Meta ‘stole’ my book to train its AI – but there’s a bigger problem
TECHRADAR | MAY 2025

A shadow library might sound like something from a fantasy novel – but it’s real, and far more troubling.
It’s an online archive of pirated books, academic papers, and other people’s work, taken without permission. These libraries have always been controversial. But in the AI world, they’re an open secret – rich sources of high-quality writing used to train large language models.
The books in them are goldmines because they’re long-form, emotional, diverse and generally well-written. Using them to ‘train’ AI is a shortcut to teaching these tools how humans think, feel, and express themselves. But licensing them properly would be expensive and messy. So tech companies just didn’t bother.

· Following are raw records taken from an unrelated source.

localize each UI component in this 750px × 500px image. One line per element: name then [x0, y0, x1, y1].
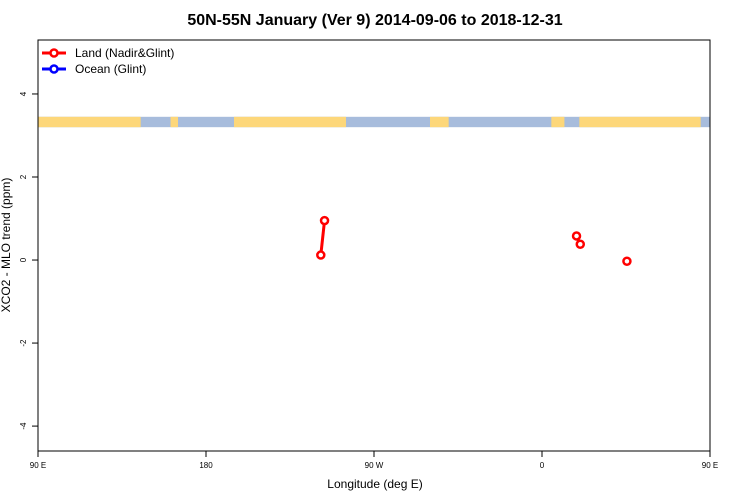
- y-tick-label: 4: [19, 91, 28, 96]
- x-tick-label: 90 E: [702, 461, 718, 470]
- x-tick-label: 90 W: [365, 461, 384, 470]
- y-tick-label: 0: [19, 257, 28, 262]
- y-axis-label: XCO2 - MLO trend (ppm): [0, 178, 13, 313]
- map-land-span: [551, 116, 565, 128]
- x-tick-label: 0: [540, 461, 545, 470]
- y-tick-label: -4: [19, 422, 28, 430]
- map-strip: [38, 116, 710, 128]
- map-land-span: [234, 116, 346, 128]
- data-point: [319, 215, 330, 226]
- y-axis: -4 -2 0 2 4: [19, 91, 38, 430]
- map-ocean-band: [38, 116, 710, 128]
- legend-label: Ocean (Glint): [75, 62, 146, 76]
- map-land-span: [38, 116, 141, 128]
- y-tick-label: 2: [19, 174, 28, 179]
- x-tick-label: 180: [199, 461, 213, 470]
- plot-marks: [316, 215, 632, 267]
- series-line: [319, 220, 327, 256]
- data-point: [571, 231, 582, 241]
- data-point: [622, 256, 632, 267]
- map-land-span: [170, 116, 178, 128]
- legend-marker: [49, 64, 59, 74]
- legend-marker: [49, 48, 59, 58]
- legend-label: Land (Nadir&Glint): [75, 46, 174, 60]
- x-axis: 90 E 180 90 W 0 90 E: [30, 451, 718, 470]
- y-tick-label: -2: [19, 339, 28, 347]
- data-point: [575, 239, 586, 250]
- data-point: [316, 250, 326, 260]
- x-tick-label: 90 E: [30, 461, 46, 470]
- map-land-span: [579, 116, 701, 128]
- map-land-span: [430, 116, 449, 128]
- x-axis-label: Longitude (deg E): [327, 477, 422, 491]
- legend: Land (Nadir&Glint) Ocean (Glint): [42, 46, 174, 76]
- chart-title: 50N-55N January (Ver 9) 2014-09-06 to 20…: [187, 12, 562, 29]
- plot-frame: [37, 39, 711, 452]
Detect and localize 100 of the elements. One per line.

This quiet exploitation exploded into public view in March 2025 when The Atlantic released a tool that lets anyone search for their books in LibGen (Library Genesis), one of the biggest shadow libraries.
And there it was, my book Screen Time, along with millions of others.
It’s been revealed in legal documents that Meta, the parent company of Facebook and Instagram, used LibGen to train its large language models, including LLaMA 3. Not every title was necessarily used, but the possibility alone is enough to leave authors reeling.
As a tech journalist, I’ve always tried to stay level-headed about AI – curious but critical. But when it’s your book that’s been ‘stolen’ to train AI, it hits differently. You think about the hours, the edits, the emotion. The despair and euphoria of creating something from nothing.
It feels as if all of that has been swallowed whole by a system that mimics creativity while erasing the creator. The outrage from authors is real – the lack of consent, the lack of compensation. But what haunts me is something deeper, a grief for creativity itself, and the sense it’s slipping away.